The "when" matters to me because (assuming I'm remembering the campaign correctly) I wonder what mechanism caused him to take what is an increasingly-radical stance on civil liberties and executive privilege.
Did he get to the presidency, grab hold of the power and simply not want to let go?
Is he seeing things in intelligence briefings that have scared him into taking this stance? Things we probably can't comprehend?
Did he just surround himself by the wrong people?
Is he overcompensating to preempt "soft on terror" attacks that may come his way?
Is this stance part of a bargain with another set of actors we don't yet see or understand?
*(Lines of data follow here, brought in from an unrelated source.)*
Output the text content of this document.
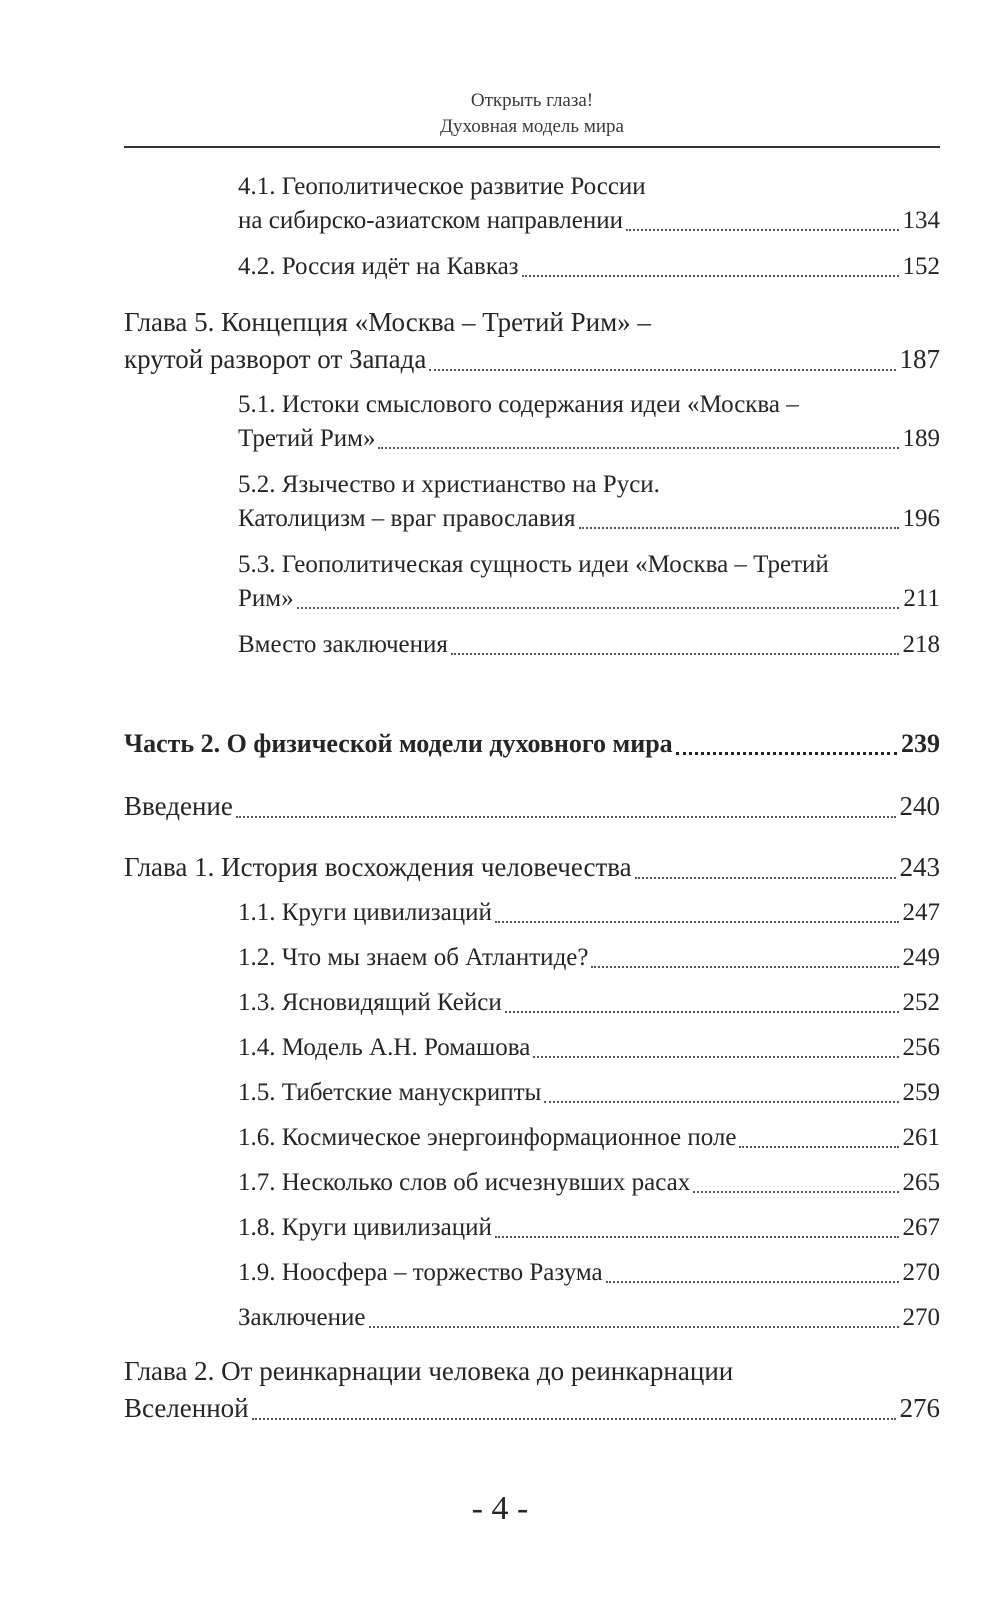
Открыть глаза!
Духовная модель мира
4.1. Геополитическое развитие России
на сибирско-азиатском направлении	134
4.2. Россия идёт на Кавказ	152
Глава 5. Концепция «Москва – Третий Рим» –
крутой разворот от Запада	187
5.1. Истоки смыслового содержания идеи «Москва –
Третий Рим»	189
5.2. Язычество и христианство на Руси.
Католицизм – враг православия	196
5.3. Геополитическая сущность идеи «Москва – Третий
Рим»	211
Вместо заключения	218
Часть 2. О физической модели духовного мира	239
Введение	240
Глава 1. История восхождения человечества	243
1.1. Круги цивилизаций	247
1.2. Что мы знаем об Атлантиде?	249
1.3. Ясновидящий Кейси	252
1.4. Модель А.Н. Ромашова	256
1.5. Тибетские манускрипты	259
1.6. Космическое энергоинформационное поле	261
1.7. Несколько слов об исчезнувших расах	265
1.8. Круги цивилизаций	267
1.9. Ноосфера – торжество Разума	270
Заключение	270
Глава 2. От реинкарнации человека до реинкарнации
Вселенной	276
- 4 -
Beginning = Presidency, not campaign. Civil liberties is the area where he most diverged from campaign promises of any area. People had no right to be surprised at some of his non-liberal economic or gay rights tendencies, for example, but this definitely came out of nowhere. More specifically, timewise, probably when he first started talking about his system of sham trials, though his mid-campaign reversal on FISA might have been an earlier clue.
1) Did he get to the presidency, grab hold of the power and simply not want to let go?
Seems very likely to me, and it may even be well-motivated, like thinking he can really do good with it.
2) Is he seeing things in intelligence briefings that have scared him into taking this stance? Things we probably can't comprehend?
There is no possible logical connection between the Miranda stance in particular and anything he could see in intelligence briefings. But generally, he was unequivocal during the campaign, and that argument didn't stop him then, did it? To me, there is no possible thing in any intelligence briefings that says you can assassinate a US citizen in a coffee shop or imprison people indefinitely with not enough evidence to charge them with a crime. The latter, especially has nothing to do with intelligence, since they're already locked up.
3) Did he just surround himself by the wrong people?
Maybe. The difference b/w this and (1) is how much you want to put your faith in the idea that he is a great guy. I have no idea which is a better hypothesis - probably a little of both, but I don't think it really matters.
4) Is he overcompensating to preempt "soft on terror" attacks that may come his way?
Possibly. This is asking whether we want to believe he's seizing power or that he's just too weak to cede it and confront the political fallback. Again, probably something of all of them. But it can't be purely this, because he wouldn't have had to go nearly as far as he has, and we've seen that the "soft on terror" attacks didn't work in the campaign anyway.
5) Is this stance part of a bargain with another set of actors we don't yet see or understand?
I'm not sure what this could be. What could he legitimately be trading for basic tenets of our system of justice? I can't for the life of me see this would legitimate anything if we found it to be true.